In late 1982, it was announced that Woolco would be closing all 336 of its stores, including the one at Dublin Mall. Despite this, parent company F. W. Woolworth Company insisted the company was in no dire situation, and would most likely even improve under just the Woolworth branding.

In October 1983, the mall was sold to Miami based group I.R.E Financial for a total of $6.25 million.

===1990s===

Goody's had plans announced in 1991 to open at several southern Georgia malls, including Dublin. These plans would be realized, and Goody's opened their doors at the mall in 1992.
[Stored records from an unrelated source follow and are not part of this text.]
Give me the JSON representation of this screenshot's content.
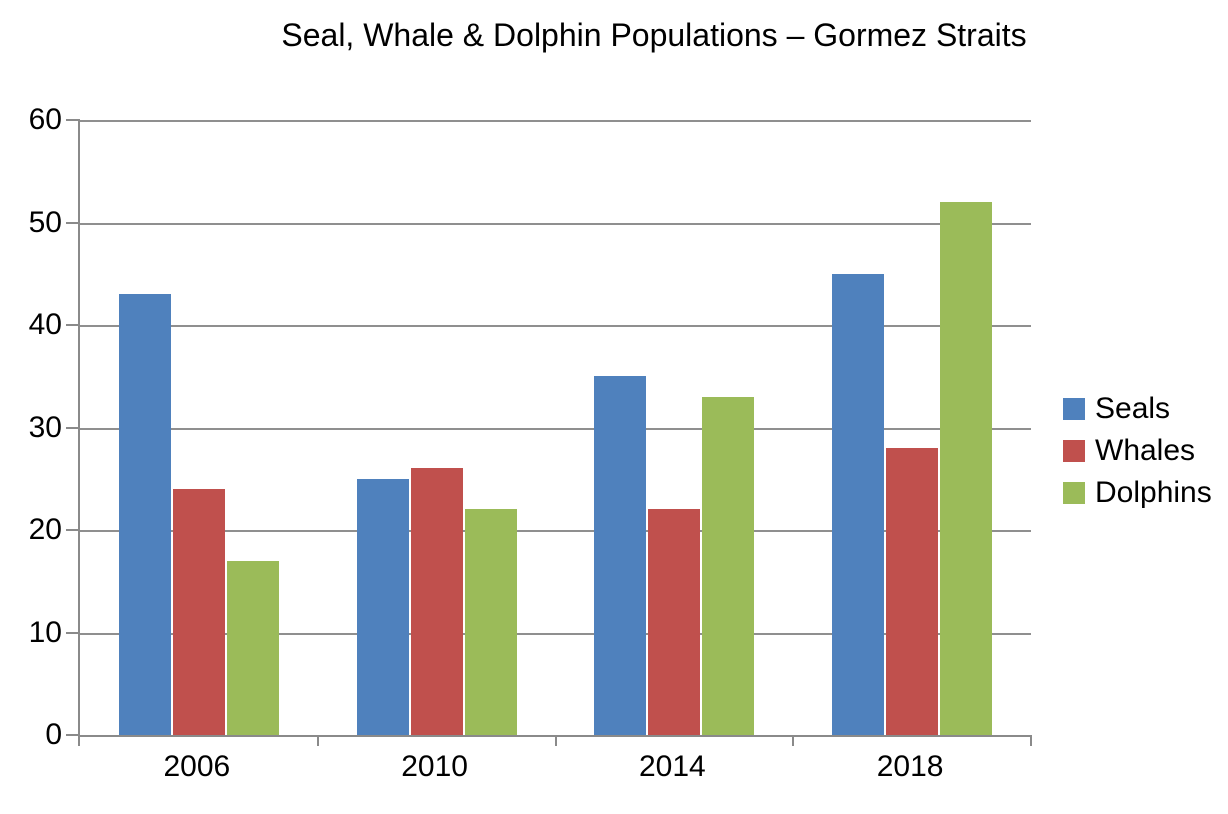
{
  "chart_data": {
    "type": "bar",
    "title": "Seal, Whale & Dolphin Populations – Gormez Straits",
    "categories": [
      "2006",
      "2010",
      "2014",
      "2018"
    ],
    "series": [
      {
        "name": "Seals",
        "color": "#4F81BD",
        "values": [
          43,
          25,
          35,
          45
        ]
      },
      {
        "name": "Whales",
        "color": "#C0504D",
        "values": [
          24,
          26,
          22,
          28
        ]
      },
      {
        "name": "Dolphins",
        "color": "#9BBB59",
        "values": [
          17,
          22,
          33,
          52
        ]
      }
    ],
    "ylim": [
      0,
      60
    ],
    "ytick_step": 10,
    "ytick_labels": [
      "0",
      "10",
      "20",
      "30",
      "40",
      "50",
      "60"
    ],
    "xlabel": "",
    "ylabel": "",
    "grid": true,
    "legend_position": "right"
  },
  "colors": {
    "background": "#FFFFFF",
    "gridline": "#8F8F8F",
    "axis": "#8A8A8A",
    "text": "#000000"
  }
}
Also in 1992, Belk-Matthews successfully reopened in November after an expansion, which brought the total store size to 60,000 square feet.

===2000s===

Management duties for the mall during this time was handled by Hull Storey Development, who were known for buying struggling malls and renovating them.
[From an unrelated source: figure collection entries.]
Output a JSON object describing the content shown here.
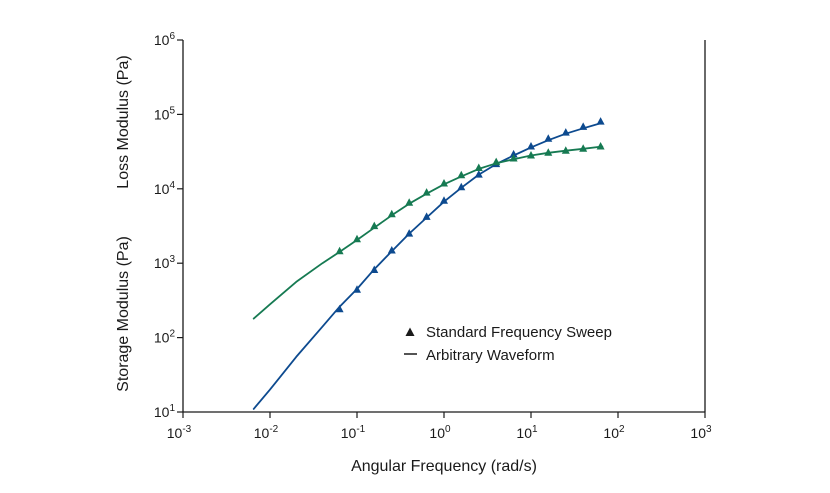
{
  "chart_data": {
    "type": "line",
    "xlabel": "Angular Frequency (rad/s)",
    "ylabel_storage": "Storage Modulus (Pa)",
    "ylabel_loss": "Loss Modulus (Pa)",
    "x_scale": "log",
    "y_scale": "log",
    "xlim": [
      0.001,
      1000
    ],
    "ylim": [
      10,
      1000000
    ],
    "x_ticks": [
      {
        "base": "10",
        "exp": "-3"
      },
      {
        "base": "10",
        "exp": "-2"
      },
      {
        "base": "10",
        "exp": "-1"
      },
      {
        "base": "10",
        "exp": "0"
      },
      {
        "base": "10",
        "exp": "1"
      },
      {
        "base": "10",
        "exp": "2"
      },
      {
        "base": "10",
        "exp": "3"
      }
    ],
    "y_ticks": [
      {
        "base": "10",
        "exp": "1"
      },
      {
        "base": "10",
        "exp": "2"
      },
      {
        "base": "10",
        "exp": "3"
      },
      {
        "base": "10",
        "exp": "4"
      },
      {
        "base": "10",
        "exp": "5"
      },
      {
        "base": "10",
        "exp": "6"
      }
    ],
    "grid": false,
    "legend_position": "center-right",
    "legend": [
      {
        "symbol": "triangle",
        "label": "Standard Frequency Sweep"
      },
      {
        "symbol": "line",
        "label": "Arbitrary Waveform"
      }
    ],
    "colors": {
      "storage": "#0d4a8f",
      "loss": "#167a52",
      "axis": "#1a1a1a"
    },
    "series": [
      {
        "key": "storage",
        "kind": "line",
        "x": [
          0.0065,
          0.01,
          0.02,
          0.04,
          0.0631,
          0.1,
          0.158,
          0.251,
          0.398,
          0.631,
          1.0,
          1.58,
          2.51,
          3.98,
          6.31,
          10.0,
          15.8,
          25.1,
          39.8,
          63.1,
          66
        ],
        "y": [
          11,
          20,
          55,
          140,
          260,
          450,
          830,
          1450,
          2500,
          4100,
          6700,
          10300,
          15500,
          21500,
          28000,
          36000,
          45000,
          55000,
          65000,
          76000,
          78000
        ]
      },
      {
        "key": "storage",
        "kind": "markers",
        "x": [
          0.0631,
          0.1,
          0.158,
          0.251,
          0.398,
          0.631,
          1.0,
          1.58,
          2.51,
          3.98,
          6.31,
          10.0,
          15.8,
          25.1,
          39.8,
          63.1
        ],
        "y": [
          240,
          440,
          810,
          1480,
          2500,
          4200,
          6900,
          10500,
          15500,
          21500,
          29000,
          37000,
          47000,
          57000,
          68000,
          80000
        ]
      },
      {
        "key": "loss",
        "kind": "line",
        "x": [
          0.0065,
          0.01,
          0.02,
          0.04,
          0.0631,
          0.1,
          0.158,
          0.251,
          0.398,
          0.631,
          1.0,
          1.58,
          2.51,
          3.98,
          6.31,
          10.0,
          15.8,
          25.1,
          39.8,
          66
        ],
        "y": [
          180,
          280,
          560,
          1000,
          1420,
          2050,
          3000,
          4400,
          6300,
          8600,
          11500,
          14700,
          18500,
          22000,
          25000,
          28000,
          30500,
          32500,
          34500,
          37000
        ]
      },
      {
        "key": "loss",
        "kind": "markers",
        "x": [
          0.0631,
          0.1,
          0.158,
          0.251,
          0.398,
          0.631,
          1.0,
          1.58,
          2.51,
          3.98,
          6.31,
          10.0,
          15.8,
          25.1,
          39.8,
          63.1
        ],
        "y": [
          1450,
          2100,
          3150,
          4550,
          6500,
          8900,
          11800,
          15200,
          19000,
          22800,
          25500,
          28000,
          30500,
          32500,
          34500,
          37000
        ]
      }
    ]
  }
}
By the end of February, 2000, a police substation was added to the mall. The purpose was to ease response times and allow the public easier access to services when needed.

In March 2003, it was announced that Goodwill would relocate into the Dublin Mall, next to JCPenney. The new store would have a drive-thru window for donating, and was scheduled to open on May 21.
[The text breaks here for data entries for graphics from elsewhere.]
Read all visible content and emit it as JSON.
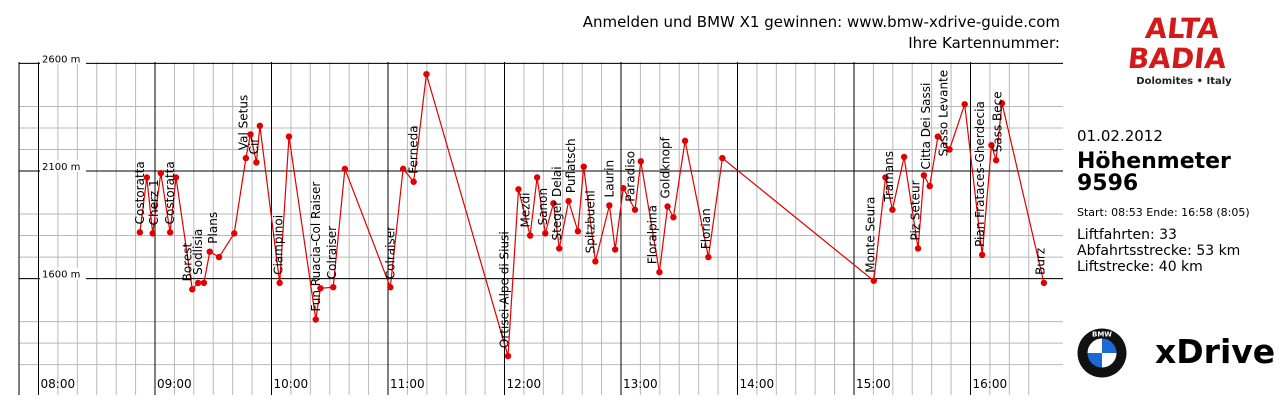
{
  "promo": {
    "line1": "Anmelden und BMW X1 gewinnen: www.bmw-xdrive-guide.com",
    "line2": "Ihre Kartennummer:"
  },
  "brand": {
    "logo_line1": "ALTA",
    "logo_line2": "BADIA",
    "tagline": "Dolomites • Italy"
  },
  "summary": {
    "date": "01.02.2012",
    "title": "Höhenmeter",
    "value": "9596",
    "times": "Start: 08:53 Ende: 16:58 (8:05)",
    "lift_rides": "Liftfahrten: 33",
    "downhill": "Abfahrtsstrecke: 53 km",
    "lift_distance": "Liftstrecke: 40 km"
  },
  "sponsor": {
    "bmw": "BMW",
    "xdrive": "xDrive"
  },
  "chart_data": {
    "type": "line",
    "color": "#e00000",
    "xlim": [
      7.75,
      16.65
    ],
    "ylim": [
      1100,
      2700
    ],
    "y_ticks": [
      {
        "value": 2600,
        "label": "2600 m"
      },
      {
        "value": 2100,
        "label": "2100 m"
      },
      {
        "value": 1600,
        "label": "1600 m"
      }
    ],
    "x_ticks": [
      {
        "value": 8,
        "label": "08:00"
      },
      {
        "value": 9,
        "label": "09:00"
      },
      {
        "value": 10,
        "label": "10:00"
      },
      {
        "value": 11,
        "label": "11:00"
      },
      {
        "value": 12,
        "label": "12:00"
      },
      {
        "value": 13,
        "label": "13:00"
      },
      {
        "value": 14,
        "label": "14:00"
      },
      {
        "value": 15,
        "label": "15:00"
      },
      {
        "value": 16,
        "label": "16:00"
      }
    ],
    "points": [
      {
        "t": 8.87,
        "h": 1815
      },
      {
        "t": 8.93,
        "h": 2070
      },
      {
        "t": 8.98,
        "h": 1810
      },
      {
        "t": 9.05,
        "h": 2090
      },
      {
        "t": 9.13,
        "h": 1815
      },
      {
        "t": 9.18,
        "h": 2070
      },
      {
        "t": 9.32,
        "h": 1550
      },
      {
        "t": 9.37,
        "h": 1580
      },
      {
        "t": 9.42,
        "h": 1580
      },
      {
        "t": 9.47,
        "h": 1725
      },
      {
        "t": 9.55,
        "h": 1700
      },
      {
        "t": 9.68,
        "h": 1810
      },
      {
        "t": 9.78,
        "h": 2160
      },
      {
        "t": 9.82,
        "h": 2270
      },
      {
        "t": 9.87,
        "h": 2140
      },
      {
        "t": 9.9,
        "h": 2310
      },
      {
        "t": 10.07,
        "h": 1580
      },
      {
        "t": 10.15,
        "h": 2260
      },
      {
        "t": 10.38,
        "h": 1410
      },
      {
        "t": 10.42,
        "h": 1555
      },
      {
        "t": 10.53,
        "h": 1560
      },
      {
        "t": 10.63,
        "h": 2110
      },
      {
        "t": 11.02,
        "h": 1560
      },
      {
        "t": 11.13,
        "h": 2110
      },
      {
        "t": 11.22,
        "h": 2050
      },
      {
        "t": 11.33,
        "h": 2550
      },
      {
        "t": 12.03,
        "h": 1240
      },
      {
        "t": 12.12,
        "h": 2015
      },
      {
        "t": 12.22,
        "h": 1800
      },
      {
        "t": 12.28,
        "h": 2070
      },
      {
        "t": 12.35,
        "h": 1810
      },
      {
        "t": 12.42,
        "h": 1950
      },
      {
        "t": 12.47,
        "h": 1740
      },
      {
        "t": 12.55,
        "h": 1960
      },
      {
        "t": 12.63,
        "h": 1820
      },
      {
        "t": 12.68,
        "h": 2120
      },
      {
        "t": 12.78,
        "h": 1680
      },
      {
        "t": 12.9,
        "h": 1940
      },
      {
        "t": 12.95,
        "h": 1735
      },
      {
        "t": 13.02,
        "h": 2020
      },
      {
        "t": 13.12,
        "h": 1920
      },
      {
        "t": 13.17,
        "h": 2145
      },
      {
        "t": 13.33,
        "h": 1630
      },
      {
        "t": 13.4,
        "h": 1935
      },
      {
        "t": 13.45,
        "h": 1885
      },
      {
        "t": 13.55,
        "h": 2240
      },
      {
        "t": 13.75,
        "h": 1700
      },
      {
        "t": 13.87,
        "h": 2160
      },
      {
        "t": 15.17,
        "h": 1590
      },
      {
        "t": 15.27,
        "h": 2070
      },
      {
        "t": 15.33,
        "h": 1920
      },
      {
        "t": 15.43,
        "h": 2165
      },
      {
        "t": 15.55,
        "h": 1740
      },
      {
        "t": 15.6,
        "h": 2080
      },
      {
        "t": 15.65,
        "h": 2030
      },
      {
        "t": 15.72,
        "h": 2260
      },
      {
        "t": 15.82,
        "h": 2200
      },
      {
        "t": 15.95,
        "h": 2410
      },
      {
        "t": 16.1,
        "h": 1710
      },
      {
        "t": 16.18,
        "h": 2220
      },
      {
        "t": 16.22,
        "h": 2150
      },
      {
        "t": 16.27,
        "h": 2415
      },
      {
        "t": 16.63,
        "h": 1580
      }
    ],
    "labels": [
      {
        "name": "Costoratta",
        "t": 8.87
      },
      {
        "name": "Cherz 1",
        "t": 8.99
      },
      {
        "name": "Costoratta",
        "t": 9.13
      },
      {
        "name": "Borest",
        "t": 9.28
      },
      {
        "name": "Sodlisia",
        "t": 9.37
      },
      {
        "name": "Plans",
        "t": 9.5
      },
      {
        "name": "Val Setus",
        "t": 9.76
      },
      {
        "name": "Cir",
        "t": 9.85
      },
      {
        "name": "Ciampinoi",
        "t": 10.06
      },
      {
        "name": "Fun Ruacia-Col Raiser",
        "t": 10.38
      },
      {
        "name": "Colraiser",
        "t": 10.52
      },
      {
        "name": "Colraiser",
        "t": 11.02
      },
      {
        "name": "Ferneda",
        "t": 11.22
      },
      {
        "name": "Ortisei-Alpe di Siusi",
        "t": 12.0
      },
      {
        "name": "Mezdi",
        "t": 12.18
      },
      {
        "name": "Sanon",
        "t": 12.33
      },
      {
        "name": "Steger Delai",
        "t": 12.45
      },
      {
        "name": "Puflatsch",
        "t": 12.57
      },
      {
        "name": "Spitzbuehl",
        "t": 12.74
      },
      {
        "name": "Laurin",
        "t": 12.9
      },
      {
        "name": "Paradiso",
        "t": 13.08
      },
      {
        "name": "Floralpina",
        "t": 13.27
      },
      {
        "name": "Goldknopf",
        "t": 13.38
      },
      {
        "name": "Florian",
        "t": 13.73
      },
      {
        "name": "Monte Seura",
        "t": 15.14
      },
      {
        "name": "Tramans",
        "t": 15.3
      },
      {
        "name": "Piz Seteur",
        "t": 15.53
      },
      {
        "name": "Citta Dei Sassi",
        "t": 15.62
      },
      {
        "name": "Sasso Levante",
        "t": 15.77
      },
      {
        "name": "Pian Frataces-Gherdecia",
        "t": 16.08
      },
      {
        "name": "Sass Bece",
        "t": 16.23
      },
      {
        "name": "Burz",
        "t": 16.6
      }
    ]
  }
}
On November 20, 2007, manager Hull Storey Retail Group LLC announced their intentions to sell off several properties, including Dublin Mall, to retail group Hendon Properties for a total of $214 million. However, Dublin Mall itself would never sell to this group. An article written on September 25, 2010 shows that Hull Property Group still owned the Dublin Mall.

Due to the ongoing Goody's bankruptcy, the 21,250 square foot store at Dublin mall closed its doors in 2009. Also in 2009, interior tenant Peacocks Mens Wear would close its doors in October. L Caulion Peacock had operated stores in the city for 50 years, and had been at the mall for 19 years.

===2010s===

TJ Maxx would have a grand opening at the mall on May 22, 2011, replacing the space last occupied by Goody's. This would be the second TJMaxx location in middle Georgia. The owner of the property was still stated to be Hull property Group during this time.

On February 24, 2017, JCPenney announced a plan to close 138 underperforming stores, including the one at Dublin Mall.

National retailer Rue21 announced plans in April 2017 to close 400 stores, including the Dublin Mall location.

=== 2020s ===
In 2024, there were plans announced for a Tropical Smoothie Cafe, Jersey Mike's, and Aspen Dental to open in the mall area. A T-Mobile would fill the remaining empty space in between Tropical Smoothie Cafe and Jersey Mike's. Tropical Smoothie Cafe made its grand opening on January 10, 2025, giving one free smoothie per week for a year to the first 50 people to attend the grand opening. Aspen Dental opened November 21, 2024.

== Additional information ==
In late May to early June of every year except 2020, there has been an annual daylily exhibition show hosted by the Dublin Area Daylily Society. This event has been known to bring more foot traffic by those interested in exploring the show.